A associação completa hoje quatro anos e, por ocasião do aniversário, o presidente da Quebrar o Silêncio adiantou à agência Lusa que desde 2016 recebeu 371 pedidos de ajuda da parte de homens e jovens vítimas de abuso sexual, algo que considera ser “uma evolução positiva”.
“No ano passado [2019] registámos 99 pedidos de ajuda de homens, neste ano [2020] registamos 120 e temos notado que apesar de a grande maioria dos casos que chegam até nós serem homens na casa dos 35 anos, também temos notado alguns pedidos por jovens na casa dos 20, o que também para nós é importante perceber porque estamos a chegar a outro público, a outros homens que precisam do nosso apoio”, destacou Ângelo Fernandes.
De acordo com o responsável, a maioria dos homens que procura a ajuda da associação tem à volta de 35 anos, o que significa que passou “cerca de 20 anos em silêncio por causa do abuso” de que foi vítima.
“Quando vemos que há jovens na casa dos 20 anos que nos pedem ajuda parece-nos positivo porque estamos a encurtar o longo período de silêncio”, sublinhou.
Ângelo Fernandes explicou que, na maior parte dos casos dos homens e rapazes que procuram a ajuda da associação, o abuso aconteceu durante a infância, mas há também situações em que o abuso aconteceu já durante a adolescência ou até mesmo na fase adulta.
Casos com homens adultos continuam a ser residuais, andam na “casa dos 5% a 10% dos nossos casos, mas se pensarmos que no primeiro ano não havia sequer essa percentagem, já começa a indicar que há aqui uma mudança”, salientou.
De acordo com Ângelo Fernandes, também ele uma vítima deste tipo de crime, quem chega à Quebrar o Silêncio procura vários tipos de ajuda, e se há quem queira partilhar a sua história e confirmar se o seu caso foi ou não de abuso sexual – “porque acreditam que os homens não podem ser vítimas de violência sexual” – outros procuram apoio psicológico para conseguir ultrapassar as consequências traumáticas.
“Nós precisamos cada vez mais de trazer para a conversa, quando falamos de violência sexual, esta dimensão traumática que esta experiência teve nas vítimas e que o apoio psicológico especializado ajuda a ultrapassar as consequências”, apontou o responsável.
No global, Ângelo Fernandes considera positiva a evolução que a associação tem feito tendo em conta a diversidade cada vez maior de casos que chegam, apontando que “à medida que os homens vão conhecendo esta realidade” e percebem que existem outros homens que também foram abusados, mais facilmente pedem ajuda.
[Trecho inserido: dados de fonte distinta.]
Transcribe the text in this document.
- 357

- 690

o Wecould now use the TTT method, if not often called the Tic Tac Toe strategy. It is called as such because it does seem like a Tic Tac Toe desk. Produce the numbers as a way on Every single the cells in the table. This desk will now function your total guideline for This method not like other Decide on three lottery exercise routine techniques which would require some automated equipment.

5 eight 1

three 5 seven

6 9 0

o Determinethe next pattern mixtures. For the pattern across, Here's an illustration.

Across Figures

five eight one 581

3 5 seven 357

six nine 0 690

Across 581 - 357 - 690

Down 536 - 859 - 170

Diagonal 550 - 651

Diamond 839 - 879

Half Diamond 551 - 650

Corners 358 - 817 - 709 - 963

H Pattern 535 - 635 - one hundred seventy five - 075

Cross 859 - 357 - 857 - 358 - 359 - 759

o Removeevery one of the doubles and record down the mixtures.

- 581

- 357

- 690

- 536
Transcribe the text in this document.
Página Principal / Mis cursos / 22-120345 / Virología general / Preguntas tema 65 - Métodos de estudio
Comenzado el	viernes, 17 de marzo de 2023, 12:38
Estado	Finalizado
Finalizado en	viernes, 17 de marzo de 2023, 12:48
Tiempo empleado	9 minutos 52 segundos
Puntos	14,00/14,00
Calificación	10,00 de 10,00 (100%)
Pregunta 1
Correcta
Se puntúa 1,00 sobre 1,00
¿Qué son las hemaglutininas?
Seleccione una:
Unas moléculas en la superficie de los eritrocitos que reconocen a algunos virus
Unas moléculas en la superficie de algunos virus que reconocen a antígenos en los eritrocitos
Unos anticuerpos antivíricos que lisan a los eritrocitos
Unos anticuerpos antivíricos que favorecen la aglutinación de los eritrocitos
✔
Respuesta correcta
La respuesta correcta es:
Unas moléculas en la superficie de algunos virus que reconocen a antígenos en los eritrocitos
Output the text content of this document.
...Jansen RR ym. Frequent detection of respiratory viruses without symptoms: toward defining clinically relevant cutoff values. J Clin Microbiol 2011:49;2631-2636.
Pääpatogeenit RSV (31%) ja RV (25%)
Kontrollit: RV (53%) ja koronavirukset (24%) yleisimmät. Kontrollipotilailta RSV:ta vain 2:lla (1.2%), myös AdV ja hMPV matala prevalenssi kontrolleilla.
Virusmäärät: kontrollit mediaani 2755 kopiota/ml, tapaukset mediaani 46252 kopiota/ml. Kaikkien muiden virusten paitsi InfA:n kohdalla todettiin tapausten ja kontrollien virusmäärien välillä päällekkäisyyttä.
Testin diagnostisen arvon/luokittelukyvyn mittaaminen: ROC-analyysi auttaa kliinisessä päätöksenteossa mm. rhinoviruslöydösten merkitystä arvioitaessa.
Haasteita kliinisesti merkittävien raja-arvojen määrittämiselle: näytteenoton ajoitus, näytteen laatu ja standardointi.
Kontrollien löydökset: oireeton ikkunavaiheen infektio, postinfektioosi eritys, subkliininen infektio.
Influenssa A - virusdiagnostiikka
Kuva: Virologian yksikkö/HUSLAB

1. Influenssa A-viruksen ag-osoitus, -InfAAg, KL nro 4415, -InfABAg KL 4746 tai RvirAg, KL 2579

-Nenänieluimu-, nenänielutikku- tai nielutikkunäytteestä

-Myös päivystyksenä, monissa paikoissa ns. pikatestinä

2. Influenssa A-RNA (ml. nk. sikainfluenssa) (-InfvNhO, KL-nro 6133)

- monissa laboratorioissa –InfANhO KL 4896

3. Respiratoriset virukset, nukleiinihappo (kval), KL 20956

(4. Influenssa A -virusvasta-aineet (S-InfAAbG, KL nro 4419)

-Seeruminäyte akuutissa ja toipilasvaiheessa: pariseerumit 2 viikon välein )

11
“É muito positivo porque significa que a nossa mensagem está a passar, a chegar a mais homens, e cada vez mais cedo conseguem perceber que não estão sozinhos e que há alguém que pode ajudá-los a ultrapassar estas consequências”, sublinhou.
Na opinião do presidente da associação, também tem ajudado os testemunhos de vítimas que estão no ‘site’ da Quebrar o Silêncio, graças aos quais há “quase sempre um efeito bola de neve”: “Um homem que testemunha ajuda sempre outros a fazer o mesmo porque assim percebem que não estão sozinhos”.
Atualmente, a associação ajuda semanalmente 21 homens vítimas de violência sexual com apoio psicológico, registando-se mensalmente uma média de 10 novos pedidos de apoio, que tanto pode ser feito pela própria vítima, como por familiares ou amigos que queiram ajudar.
“Nos últimos meses temos registado mais ou menos cerca de 20 a 24 atendimentos regulares por mês, ou seja, homens que todas as semanas têm apoio psicológico regular connosco. No passado tínhamos 14, 15 apoios regulares por mês, neste momento estamos com entre 20 a 24, portanto é quase o dobro”, destacou.
Para 2021, Ângelo Fernandes tem já uma série de projetos em vista, nomeadamente o lançamento de um guia para a comunicação social com orientações para a elaboração de notícias sobre violência sexual, a realização de ‘workshops’ para pais e mães sobre como prevenir e agir em caso de suspeita, além de uma ação de formação para profissionais educativos, já que, como sublinhou, “uma em cada cinco crianças é vítima de violência sexual”.
Apesar do trabalho feito, Ângelo Fernandes não tem dúvidas em afirmar que ainda há muito por fazer: “Em termos sociais ainda falta muito por conquistar, ainda falta muito para reconhecer e aceitar que os homens também podem ser vítima de violência sexual”.